The Fractal Design NODE 202 can be purchased bare or with a 450W SFX PSU. Its aim is to deliver all the space you need for a compact but potent gaming rig, while also sporting the looks to go right next to your TV or even gaming console. We fill the chassis and fire it up to see if it can hold its ground in both usage scenarios.

*Show full review*


----------



## Nokiron (Sep 1, 2015)

Where I live its actually way cheaper to buy the combo. The case with a comparable SFX PSU costs around 180 Eur. The bundle costs ~150 Eur, slightly less.

This will probably end up as the case of choice for my dedicated LAN-computer

Edit: Is that the Thermalright AXP-100R in the case? Its 58 mm high according to spec, how much space is there for cooling? (56mm seems to not be correct?)

http://www.techpowerup.com/reviews/Fractal_Design/NODE_202/images/instmb.jpg


----------



## Assimilator (Sep 1, 2015)

Tests of small cases are pretty useless without temperature and noise measurements.


----------



## Jetster (Sep 1, 2015)

I need this right now. No really I needs it


----------



## Kriz (Sep 1, 2015)

Assimilator said:


> Tests of small cases are pretty useless without temperature and noise measurements.

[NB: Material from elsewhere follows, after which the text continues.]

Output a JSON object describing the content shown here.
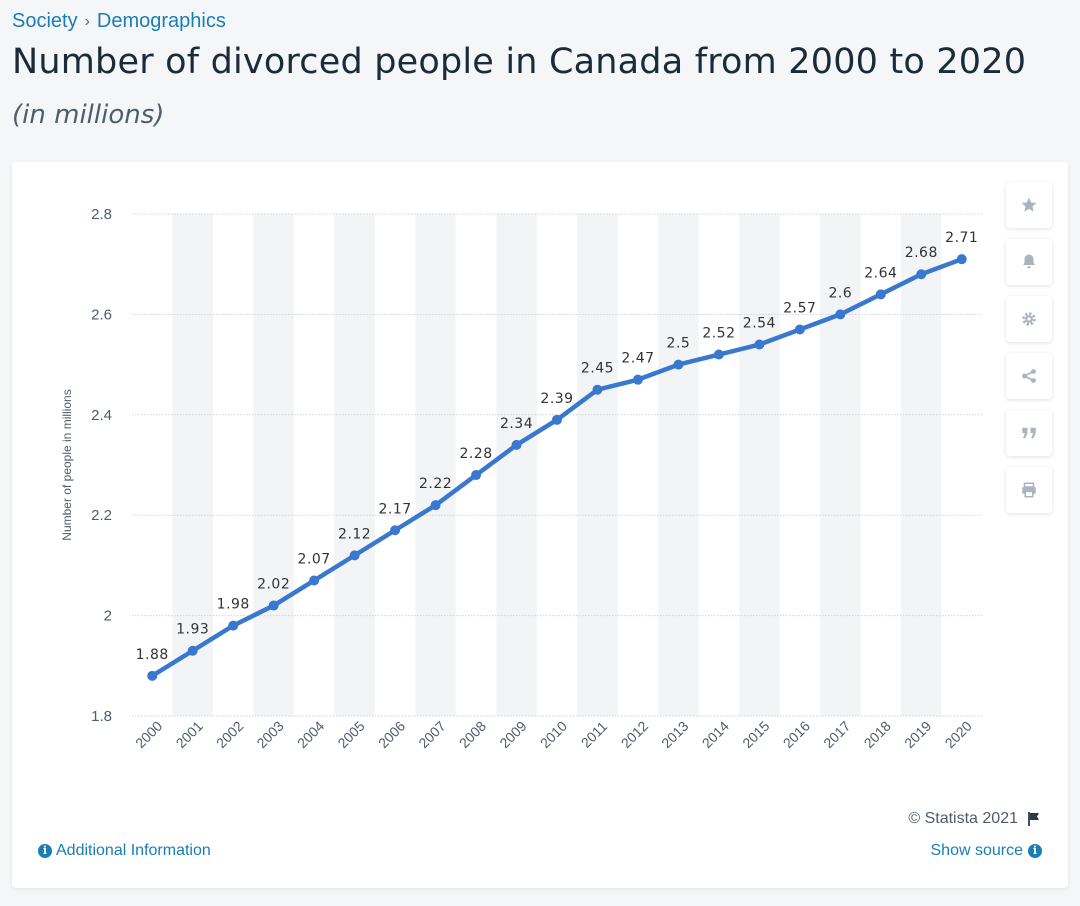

This is from Silent PC Review:

*System Configuration:*

*Intel Core i5-4690K* *processor*
*ASUS Strix GeForce GTX 980 graphics card*




I like Fractal Design. I built a system recently in a Fractal Node 304 (20L) and it performs very well, but it looks like the Node 202 is inferior to the SilverStone FTZ01 in this even more compact (10-15L) form factor.

That being said, if you prefer the Node 202 aesthetic over the FTZ01, then a GTX 750 or GTX 950 will be a much better option over a GTX 980 regarding heat and noise, without some very creative watercooling mods being applied.

Links to reviews on SPCR:
Fractal Design Node 202 Compact Gaming Case
SilverStone FTZ01: Mini-ITX Fortress


----------



## Nokiron (Sep 1, 2015)

Kriz said:


> This is from Silent PC Review:
> 
> *System Configuration:*
> 
> ...


I think the lack of system fans contribute to that problem.


----------



## Assimilator (Sep 1, 2015)

Kriz said:


> This is from Silent PC Review:
> 
> *System Configuration:*
> 
> ...



That's exactly the info that this review should have conveyed, but didn't. Many thanks.

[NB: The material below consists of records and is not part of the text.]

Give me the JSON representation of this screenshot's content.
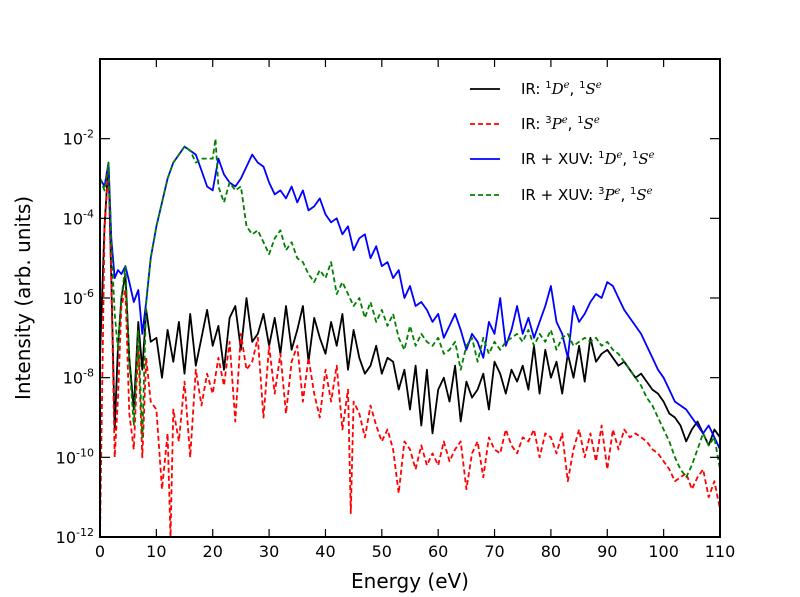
{
  "chart_data": {
    "type": "line",
    "title": "",
    "xlabel": "Energy (eV)",
    "ylabel": "Intensity (arb. units)",
    "xlim": [
      0,
      110
    ],
    "ylim_log10": [
      -12,
      0
    ],
    "y_scale": "log",
    "grid": false,
    "legend_position": "top-right",
    "x_ticks": [
      0,
      10,
      20,
      30,
      40,
      50,
      60,
      70,
      80,
      90,
      100,
      110
    ],
    "y_ticks": [
      {
        "value": -12,
        "label": "10",
        "exp": "-12"
      },
      {
        "value": -10,
        "label": "10",
        "exp": "-10"
      },
      {
        "value": -8,
        "label": "10",
        "exp": "-8"
      },
      {
        "value": -6,
        "label": "10",
        "exp": "-6"
      },
      {
        "value": -4,
        "label": "10",
        "exp": "-4"
      },
      {
        "value": -2,
        "label": "10",
        "exp": "-2"
      }
    ],
    "series": [
      {
        "name": "IR: ¹Dᵉ, ¹Sᵉ",
        "name_parts": {
          "prefix": "IR: ",
          "sym1": "D",
          "sup1pre": "1",
          "sup1post": "e",
          "sym2": "S",
          "sup2pre": "1",
          "sup2post": "e"
        },
        "color": "#000000",
        "dash": "solid",
        "x": [
          0,
          0.8,
          1.5,
          2.0,
          2.6,
          3.2,
          3.8,
          4.5,
          5.2,
          6.0,
          6.8,
          7.5,
          8.2,
          9,
          10,
          11,
          12,
          13,
          14,
          15,
          16,
          17,
          18,
          19,
          20,
          21,
          22,
          23,
          24,
          25,
          26,
          27,
          28,
          29,
          30,
          31,
          32,
          33,
          34,
          35,
          36,
          37,
          38,
          39,
          40,
          41,
          42,
          43,
          44,
          45,
          46,
          47,
          48,
          49,
          50,
          51,
          52,
          53,
          54,
          55,
          56,
          57,
          58,
          59,
          60,
          61,
          62,
          63,
          64,
          65,
          66,
          67,
          68,
          69,
          70,
          71,
          72,
          73,
          74,
          75,
          76,
          77,
          78,
          79,
          80,
          81,
          82,
          83,
          84,
          85,
          86,
          87,
          88,
          89,
          90,
          91,
          92,
          93,
          94,
          95,
          96,
          97,
          98,
          99,
          100,
          101,
          102,
          103,
          104,
          105,
          106,
          107,
          108,
          109,
          110
        ],
        "y_log10": [
          -7.5,
          -4.2,
          -2.6,
          -5.5,
          -9.3,
          -7.2,
          -6.0,
          -5.4,
          -7.5,
          -8.8,
          -6.6,
          -7.8,
          -6.3,
          -7.1,
          -7.0,
          -8.0,
          -6.8,
          -7.6,
          -6.6,
          -7.9,
          -6.4,
          -7.7,
          -7.0,
          -6.3,
          -7.2,
          -6.7,
          -7.8,
          -6.5,
          -6.2,
          -7.3,
          -6.0,
          -7.1,
          -6.9,
          -6.4,
          -7.2,
          -6.5,
          -7.4,
          -6.2,
          -7.3,
          -6.8,
          -6.2,
          -7.6,
          -6.5,
          -7.0,
          -7.4,
          -6.6,
          -7.2,
          -6.4,
          -7.8,
          -6.8,
          -7.5,
          -7.9,
          -7.7,
          -7.2,
          -7.9,
          -7.5,
          -7.6,
          -8.3,
          -7.8,
          -8.8,
          -7.7,
          -9.2,
          -7.8,
          -9.4,
          -8.3,
          -8.0,
          -8.6,
          -7.7,
          -9.1,
          -8.1,
          -8.5,
          -8.3,
          -7.9,
          -8.8,
          -7.6,
          -7.9,
          -8.4,
          -7.8,
          -8.1,
          -7.7,
          -8.3,
          -7.2,
          -8.4,
          -7.3,
          -8.0,
          -7.6,
          -8.4,
          -7.4,
          -8.0,
          -7.2,
          -8.1,
          -7.0,
          -7.6,
          -7.4,
          -7.3,
          -7.5,
          -7.7,
          -7.6,
          -7.8,
          -8.0,
          -7.9,
          -8.1,
          -8.3,
          -8.4,
          -8.6,
          -8.9,
          -9.0,
          -9.2,
          -9.6,
          -9.3,
          -9.1,
          -9.4,
          -9.7,
          -9.3,
          -9.5
        ]
      },
      {
        "name": "IR: ³Pᵉ, ¹Sᵉ",
        "name_parts": {
          "prefix": "IR: ",
          "sym1": "P",
          "sup1pre": "3",
          "sup1post": "e",
          "sym2": "S",
          "sup2pre": "1",
          "sup2post": "e"
        },
        "color": "#ff0000",
        "dash": "dashed",
        "x": [
          0,
          0.8,
          1.5,
          2.0,
          2.6,
          3.2,
          3.8,
          4.5,
          5.2,
          6.0,
          6.8,
          7.5,
          8.2,
          9,
          10,
          11,
          12,
          12.5,
          13,
          14,
          15,
          16,
          17,
          18,
          19,
          20,
          21,
          22,
          23,
          24,
          25,
          26,
          27,
          28,
          29,
          30,
          31,
          32,
          33,
          34,
          35,
          36,
          37,
          38,
          39,
          40,
          41,
          42,
          43,
          44,
          44.5,
          45,
          46,
          47,
          48,
          49,
          50,
          51,
          52,
          53,
          54,
          55,
          56,
          57,
          58,
          59,
          60,
          61,
          62,
          63,
          64,
          65,
          66,
          67,
          68,
          69,
          70,
          71,
          72,
          73,
          74,
          75,
          76,
          77,
          78,
          79,
          80,
          81,
          82,
          83,
          84,
          85,
          86,
          87,
          88,
          89,
          90,
          91,
          92,
          93,
          94,
          95,
          96,
          97,
          98,
          99,
          100,
          101,
          102,
          103,
          104,
          105,
          106,
          107,
          108,
          109,
          110
        ],
        "y_log10": [
          -12.0,
          -4.3,
          -2.7,
          -5.6,
          -10.0,
          -8.5,
          -6.2,
          -5.8,
          -8.9,
          -9.8,
          -7.2,
          -10.0,
          -7.5,
          -8.6,
          -8.8,
          -10.8,
          -9.4,
          -12.0,
          -8.8,
          -9.6,
          -8.1,
          -10.0,
          -7.8,
          -8.7,
          -7.9,
          -8.4,
          -7.5,
          -8.2,
          -7.1,
          -9.1,
          -6.9,
          -7.8,
          -7.6,
          -7.0,
          -9.0,
          -7.2,
          -8.4,
          -7.4,
          -8.9,
          -7.6,
          -7.2,
          -8.6,
          -7.5,
          -8.4,
          -9.0,
          -7.8,
          -8.6,
          -7.7,
          -9.3,
          -8.3,
          -11.4,
          -8.6,
          -8.9,
          -9.5,
          -8.7,
          -9.2,
          -9.6,
          -9.3,
          -9.8,
          -10.9,
          -9.6,
          -9.8,
          -10.3,
          -9.7,
          -10.2,
          -9.9,
          -10.2,
          -9.6,
          -10.1,
          -9.8,
          -9.6,
          -10.8,
          -9.9,
          -9.6,
          -10.5,
          -9.5,
          -9.8,
          -9.9,
          -9.3,
          -9.7,
          -9.9,
          -9.5,
          -9.6,
          -9.3,
          -10.0,
          -9.4,
          -9.5,
          -9.9,
          -9.4,
          -10.6,
          -9.8,
          -9.3,
          -10.0,
          -9.4,
          -10.1,
          -9.2,
          -10.3,
          -9.3,
          -9.8,
          -9.3,
          -9.5,
          -9.4,
          -9.5,
          -9.6,
          -9.8,
          -9.9,
          -10.1,
          -10.3,
          -10.6,
          -10.5,
          -10.4,
          -10.8,
          -10.5,
          -10.3,
          -11.0,
          -10.6,
          -11.3
        ]
      },
      {
        "name": "IR + XUV: ¹Dᵉ, ¹Sᵉ",
        "name_parts": {
          "prefix": "IR + XUV: ",
          "sym1": "D",
          "sup1pre": "1",
          "sup1post": "e",
          "sym2": "S",
          "sup2pre": "1",
          "sup2post": "e"
        },
        "color": "#0000ff",
        "dash": "solid",
        "x": [
          0,
          0.8,
          1.5,
          2.0,
          2.6,
          3.2,
          3.8,
          4.5,
          5.2,
          6.0,
          6.8,
          7.5,
          8.2,
          9,
          10,
          11,
          12,
          13,
          14,
          15,
          16,
          17,
          18,
          19,
          20,
          21,
          22,
          23,
          24,
          25,
          26,
          27,
          28,
          29,
          30,
          31,
          32,
          33,
          34,
          35,
          36,
          37,
          38,
          39,
          40,
          41,
          42,
          43,
          44,
          45,
          46,
          47,
          48,
          49,
          50,
          51,
          52,
          53,
          54,
          55,
          56,
          57,
          58,
          59,
          60,
          61,
          62,
          63,
          64,
          65,
          66,
          67,
          68,
          69,
          70,
          71,
          72,
          73,
          74,
          75,
          76,
          77,
          78,
          79,
          80,
          81,
          82,
          83,
          84,
          85,
          86,
          87,
          88,
          89,
          90,
          91,
          92,
          93,
          94,
          95,
          96,
          97,
          98,
          99,
          100,
          101,
          102,
          103,
          104,
          105,
          106,
          107,
          108,
          109,
          110
        ],
        "y_log10": [
          -3.0,
          -3.2,
          -2.6,
          -4.5,
          -5.5,
          -5.3,
          -5.4,
          -5.2,
          -5.6,
          -6.1,
          -5.8,
          -6.9,
          -6.1,
          -5.0,
          -4.2,
          -3.6,
          -3.0,
          -2.6,
          -2.4,
          -2.2,
          -2.3,
          -2.4,
          -2.8,
          -3.2,
          -3.3,
          -2.5,
          -2.9,
          -3.1,
          -3.2,
          -3.0,
          -2.7,
          -2.4,
          -2.6,
          -2.7,
          -3.1,
          -3.4,
          -3.3,
          -3.5,
          -3.2,
          -3.6,
          -3.3,
          -3.8,
          -3.7,
          -3.5,
          -3.9,
          -4.1,
          -4.0,
          -4.4,
          -4.2,
          -4.8,
          -4.5,
          -4.4,
          -5.0,
          -4.7,
          -5.2,
          -5.1,
          -5.5,
          -5.3,
          -6.0,
          -5.7,
          -6.2,
          -6.1,
          -6.3,
          -6.6,
          -6.4,
          -7.0,
          -6.7,
          -6.4,
          -6.8,
          -7.3,
          -6.9,
          -7.1,
          -7.5,
          -6.6,
          -6.9,
          -6.0,
          -7.2,
          -6.8,
          -6.2,
          -6.9,
          -6.5,
          -7.0,
          -6.6,
          -6.2,
          -5.7,
          -6.6,
          -6.9,
          -7.5,
          -6.2,
          -6.6,
          -6.4,
          -6.1,
          -5.9,
          -6.0,
          -5.6,
          -5.7,
          -6.0,
          -6.3,
          -6.5,
          -6.7,
          -6.9,
          -7.2,
          -7.5,
          -7.8,
          -8.0,
          -8.3,
          -8.6,
          -8.7,
          -8.8,
          -9.0,
          -9.2,
          -9.4,
          -9.2,
          -9.5,
          -9.8
        ]
      },
      {
        "name": "IR + XUV: ³Pᵉ, ¹Sᵉ",
        "name_parts": {
          "prefix": "IR + XUV: ",
          "sym1": "P",
          "sup1pre": "3",
          "sup1post": "e",
          "sym2": "S",
          "sup2pre": "1",
          "sup2post": "e"
        },
        "color": "#008000",
        "dash": "dashed",
        "x": [
          0,
          0.8,
          1.5,
          2.0,
          2.6,
          3.2,
          3.8,
          4.5,
          5.2,
          6.0,
          6.8,
          7.5,
          8.2,
          9,
          10,
          11,
          12,
          13,
          14,
          15,
          16,
          17,
          18,
          19,
          20,
          20.5,
          21,
          22,
          23,
          24,
          25,
          26,
          27,
          28,
          29,
          30,
          31,
          32,
          33,
          34,
          35,
          36,
          37,
          38,
          39,
          40,
          41,
          42,
          43,
          44,
          45,
          46,
          47,
          48,
          49,
          50,
          51,
          52,
          53,
          54,
          55,
          56,
          57,
          58,
          59,
          60,
          61,
          62,
          63,
          64,
          65,
          66,
          67,
          68,
          69,
          70,
          71,
          72,
          73,
          74,
          75,
          76,
          77,
          78,
          79,
          80,
          81,
          82,
          83,
          84,
          85,
          86,
          87,
          88,
          89,
          90,
          91,
          92,
          93,
          94,
          95,
          96,
          97,
          98,
          99,
          100,
          101,
          102,
          103,
          104,
          105,
          106,
          107,
          108,
          109,
          110
        ],
        "y_log10": [
          -3.0,
          -3.3,
          -2.6,
          -4.6,
          -6.4,
          -7.3,
          -6.0,
          -5.2,
          -7.6,
          -9.2,
          -6.8,
          -9.5,
          -6.1,
          -5.0,
          -4.2,
          -3.6,
          -3.0,
          -2.6,
          -2.4,
          -2.2,
          -2.3,
          -2.6,
          -2.5,
          -2.5,
          -2.5,
          -2.0,
          -3.2,
          -3.6,
          -3.1,
          -3.3,
          -3.2,
          -4.2,
          -4.4,
          -4.3,
          -4.6,
          -4.9,
          -4.5,
          -4.3,
          -4.8,
          -4.6,
          -5.0,
          -5.1,
          -5.4,
          -5.6,
          -5.3,
          -5.5,
          -5.1,
          -5.9,
          -5.6,
          -5.9,
          -6.2,
          -6.0,
          -6.5,
          -6.1,
          -6.6,
          -6.3,
          -6.7,
          -6.4,
          -7.0,
          -7.3,
          -6.7,
          -7.2,
          -6.9,
          -7.1,
          -7.2,
          -7.0,
          -7.4,
          -7.3,
          -7.1,
          -7.8,
          -7.2,
          -7.0,
          -7.6,
          -7.0,
          -7.4,
          -7.1,
          -7.3,
          -7.1,
          -7.0,
          -6.9,
          -7.1,
          -6.8,
          -7.2,
          -6.9,
          -7.1,
          -6.8,
          -7.3,
          -7.0,
          -6.9,
          -7.2,
          -7.1,
          -7.0,
          -7.1,
          -7.0,
          -7.2,
          -7.1,
          -7.3,
          -7.4,
          -7.6,
          -7.8,
          -8.0,
          -8.2,
          -8.5,
          -8.7,
          -9.0,
          -9.3,
          -9.6,
          -10.0,
          -10.3,
          -10.5,
          -10.2,
          -9.8,
          -9.4,
          -9.7,
          -9.5,
          -10.3
        ]
      }
    ]
  }
}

I like Fractal's cases too but it looks like the 202 is a swing and a miss. Those temperatures are frightening.


----------



## Nokiron (Sep 1, 2015)

Assimilator said:


> That's exactly the info that this review should have conveyed, but didn't. Many thanks.
> 
> I like Fractal's cases too but it looks like the 202 is a swing and a miss. Those temperatures are frightening.

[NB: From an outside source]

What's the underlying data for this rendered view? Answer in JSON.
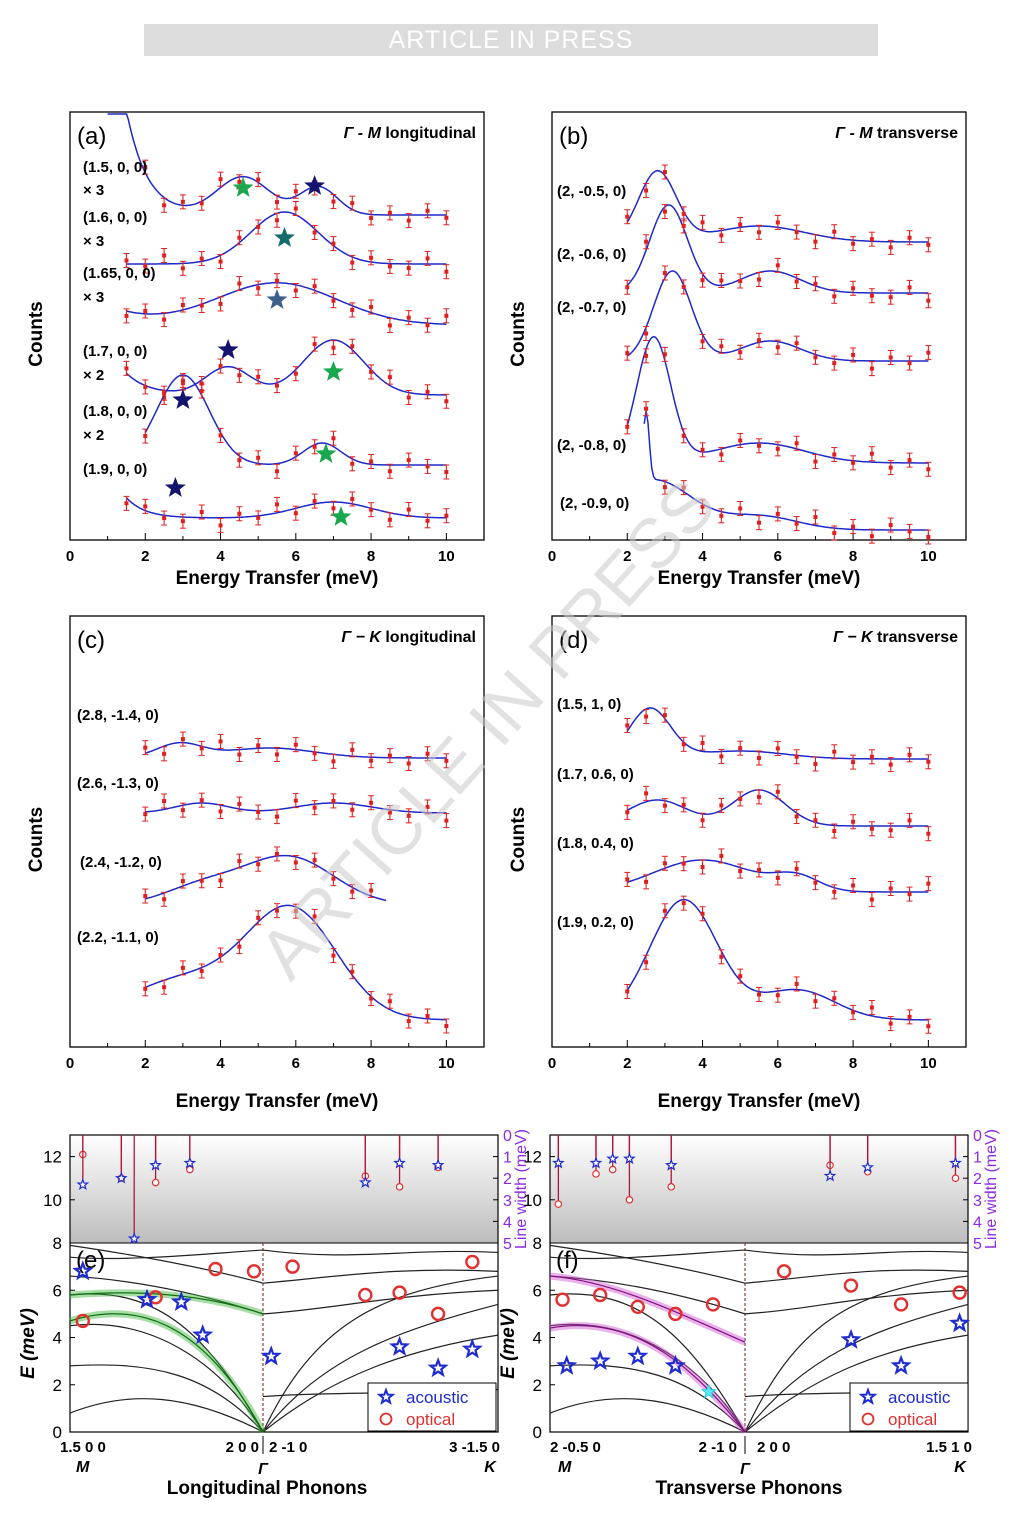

Don't you think the two fans contribute to that? Which is non-existent in the Node 202.


----------



## jboydgolfer (Sep 10, 2015)

great case, would be even better if you could buy one.


----------



## zalbard (Oct 1, 2015)

Nokiron said:


> Edit: Is that the Thermalright AXP-100R in the case? Its 58 mm high according to spec, how much space is there for cooling? (56mm seems to not be correct?)
> 
> http://www.techpowerup.com/reviews/Fractal_Design/NODE_202/images/instmb.jpg


I am curious about that as well!


----------